Mouth Piece, 1978

1 Pouce NTSC, couleur, son



Mouthpiece, par l'interactivité fictive du corps de l'artiste sur l'image, simule avec humour une performance vidéo. Une action enregistrée en noir et blanc est superposée à un dessin en série. La simulation de l'action est produite par la transparence et l'effet de réalité de l'enregistrement en temps réel.
La fiction est construite sur le schéma du fantasme tourné en dérision. Une série de bouches identiques, pulpeuses et rouges, défilent en colonne. La bouche de l'artiste enregistrée transparaît en arrière-plan et embrasse ces images. Mais le défilement de la série s'accélère, offrant ainsi un défi au baiser qui ne peut plus être posé sur les formes. La réaction de l'artiste est alors de faire vibrer ses lèvres en produisant le son "brbrbr", si bien que les dessins se déplacent rapidement et s'entremêlent, comme si les ondes sonores gagnaient la matière même de l'image. Face à cet affolement ludique l'artiste tire la langue en exprimant avec humour une onomatopée d'écoeurement. Puis ces séquences défilent une deuxième fois. Ces trois phases simulent en temps réel l'interaction entre deux niveaux d'image, et entre le son et l'image.

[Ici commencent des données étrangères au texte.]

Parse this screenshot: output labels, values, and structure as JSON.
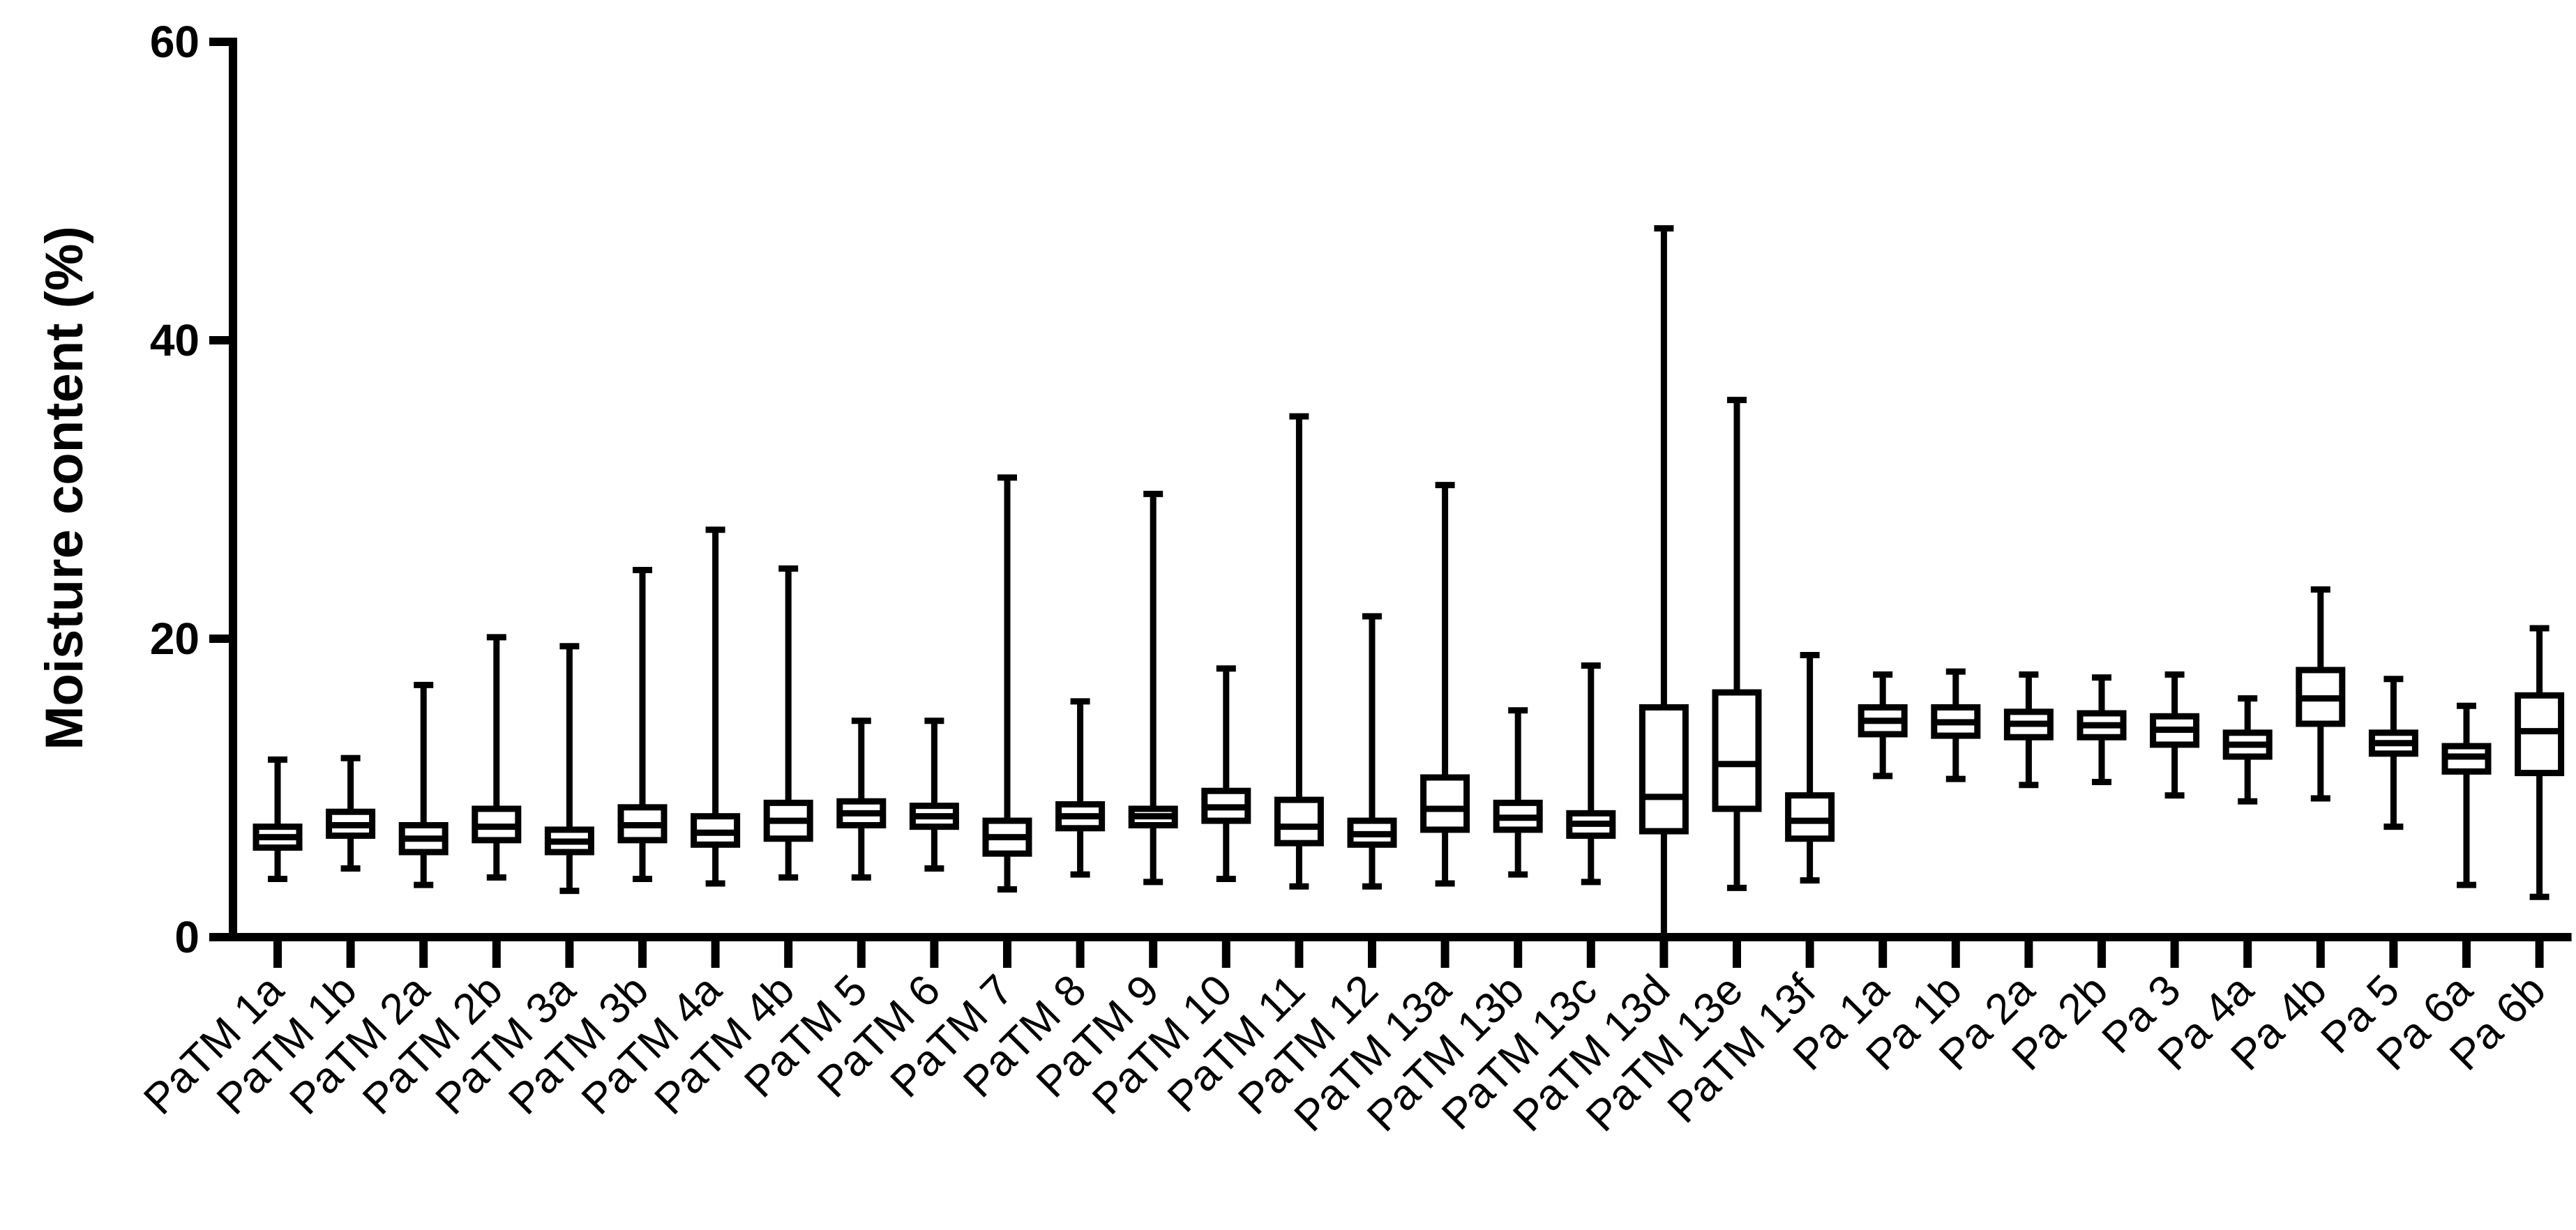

La bouche est, dans des approches différentes de la communication, un sujet récurrent dans la vidéo des années 1970 : Gary Hill, dans Primary (1978), décompose les mouvements de la bouche pendant l'articulation des mots "blue, red, green". Bruce Nauman, dans 
Lyp Sync (1969), joue par la répétition du titre sur la synchronisation de l'image des lèvres et de la voix off. Vito Acconci, dans Open Book (1974), invite le spectateur à entrer dans sa bouche grande ouverte.